Kebangsaan

Demokrasi Spiritual: Sebuah Tawaran dari Penghayat Kepercayaan

Jalanan sudah kembali bersih. Aktivitas warga berangsur normal, dan suara bising unjuk rasa telah digantikan oleh deru lalu lintas seperti sedia kala. Secara fisik, krisis yang sempat membuat kita semua menahan napas itu seolah telah usai.

Namun, di balik ketenangan yang tampak ini, ada luka yang belum kering: retaknya kepercayaan antar sesama dan kesadaran betapa rapuhnya persatuan kita.

Kekacauan beberapa waktu lalu adalah puncak dari cara kita berpolitik yang sudah lama keliru. Sebuah politik yang lebih mengutamakan ego, sentimen kelompok, dan hasrat untuk berkuasa ketimbang dialog dan kepentingan bersama.
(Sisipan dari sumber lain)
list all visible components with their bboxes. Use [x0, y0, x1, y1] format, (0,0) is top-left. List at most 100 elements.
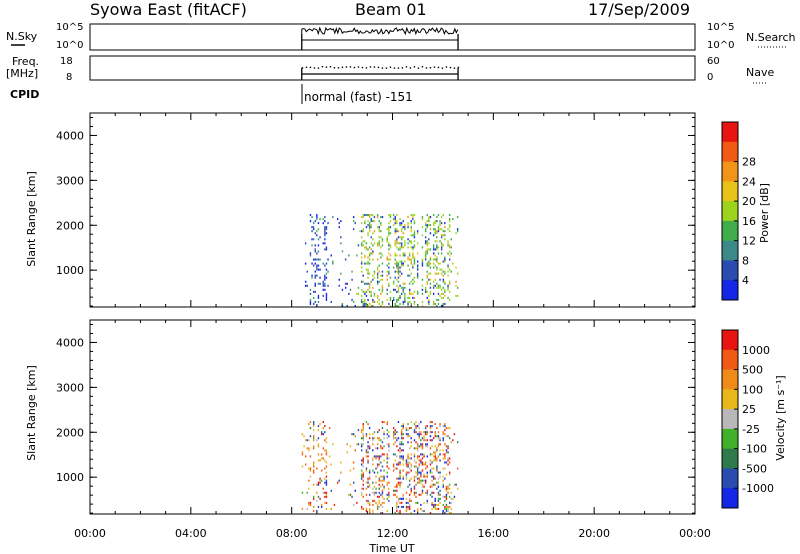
data-cell	[324, 459, 326, 462]
data-cell	[423, 479, 425, 482]
nave-point	[301, 67, 304, 69]
data-cell	[362, 230, 364, 233]
x-tick-label: 20:00	[578, 527, 610, 540]
data-cell	[309, 252, 312, 255]
data-cell	[325, 451, 328, 454]
data-cell	[410, 234, 412, 237]
data-cell	[373, 455, 376, 458]
data-cell	[383, 469, 385, 472]
x-tick-label: 04:00	[175, 527, 207, 540]
data-cell	[325, 298, 328, 301]
data-cell	[445, 489, 448, 492]
data-cell	[436, 487, 438, 490]
data-cell	[362, 274, 364, 277]
data-cell	[367, 447, 369, 450]
data-cell	[399, 254, 401, 257]
data-cell	[317, 437, 320, 440]
data-cell	[304, 455, 307, 458]
data-cell	[436, 469, 438, 472]
data-cell	[410, 304, 412, 307]
data-cell	[440, 216, 443, 219]
colorbar-tick-label: -1000	[742, 482, 774, 495]
data-cell	[421, 258, 424, 261]
data-cell	[322, 242, 324, 245]
data-cell	[410, 491, 412, 494]
data-cell	[314, 232, 316, 235]
data-cell	[442, 479, 444, 482]
data-cell	[394, 230, 396, 233]
data-cell	[388, 222, 390, 225]
data-cell	[440, 248, 443, 251]
data-cell	[447, 228, 449, 231]
data-cell	[448, 473, 451, 476]
data-cell	[322, 457, 324, 460]
data-cell	[372, 499, 374, 502]
data-cell	[408, 483, 411, 486]
data-cell	[364, 282, 366, 285]
data-cell	[399, 485, 401, 488]
data-cell	[388, 491, 390, 494]
data-cell	[360, 459, 363, 462]
data-cell	[402, 246, 404, 249]
data-cell	[373, 300, 376, 303]
data-cell	[432, 258, 435, 261]
data-cell	[442, 274, 444, 277]
data-cell	[412, 248, 414, 251]
data-cell	[440, 288, 443, 291]
data-cell	[317, 250, 320, 253]
data-cell	[324, 274, 326, 277]
data-cell	[424, 425, 427, 428]
data-cell	[442, 214, 444, 217]
data-cell	[389, 290, 392, 293]
data-cell	[360, 477, 363, 480]
data-cell	[437, 246, 440, 249]
data-cell	[447, 491, 449, 494]
data-cell	[420, 443, 422, 446]
y-tick-label: 3000	[56, 381, 84, 394]
data-cell	[408, 499, 411, 502]
data-cell	[399, 274, 401, 277]
data-cell	[405, 471, 408, 474]
data-cell	[383, 501, 385, 504]
data-cell	[428, 272, 430, 275]
data-cell	[397, 304, 400, 307]
data-cell	[316, 304, 318, 307]
data-cell	[426, 252, 428, 255]
data-cell	[416, 292, 419, 295]
data-cell	[421, 443, 424, 446]
data-cell	[431, 485, 433, 488]
data-cell	[396, 260, 398, 263]
data-cell	[447, 270, 449, 273]
data-cell	[428, 238, 430, 241]
data-cell	[317, 505, 320, 508]
data-cell	[309, 300, 312, 303]
data-cell	[309, 469, 312, 472]
data-cell	[423, 485, 425, 488]
data-cell	[448, 250, 451, 253]
data-cell	[354, 304, 356, 307]
data-cell	[360, 437, 363, 440]
data-cell	[301, 453, 304, 456]
nave-point	[353, 66, 356, 69]
data-cell	[450, 491, 452, 494]
nave-point	[361, 66, 364, 69]
data-cell	[332, 260, 334, 263]
data-cell	[394, 232, 396, 235]
data-cell	[408, 505, 411, 508]
data-cell	[381, 244, 384, 247]
data-cell	[413, 222, 416, 225]
data-cell	[455, 284, 457, 287]
data-cell	[436, 248, 438, 251]
data-cell	[448, 244, 451, 247]
y-tick-label: 1000	[56, 471, 84, 484]
data-cell	[437, 431, 440, 434]
data-cell	[388, 493, 390, 496]
data-cell	[429, 272, 432, 275]
data-cell	[400, 260, 403, 263]
data-cell	[386, 465, 388, 468]
data-cell	[421, 479, 424, 482]
data-cell	[352, 503, 355, 506]
data-cell	[325, 294, 328, 297]
data-cell	[392, 433, 395, 436]
data-cell	[413, 475, 416, 478]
Kini, setelah semua tenang, pertanyaan terpenting adalah apa pelajaran yang bisa kita ambil? Kembali ke “business as usual” jelas bukan pilihan yang bijak.

Dalam pencarian jawaban, saya teringat perbincangan dengan Bambang Purnomo, seorang tokoh penghayat kepercayaan Sapto Darmo. Jauh sebelum kerusuhan pecah, ia sudah resah melihat gejala di masyarakat.

“Saya prihatin ya, karena masyarakat kita sekarang kok do saling ga punya etika ya. Pada ngolok-ngolok kiri kanan,” ujarnya.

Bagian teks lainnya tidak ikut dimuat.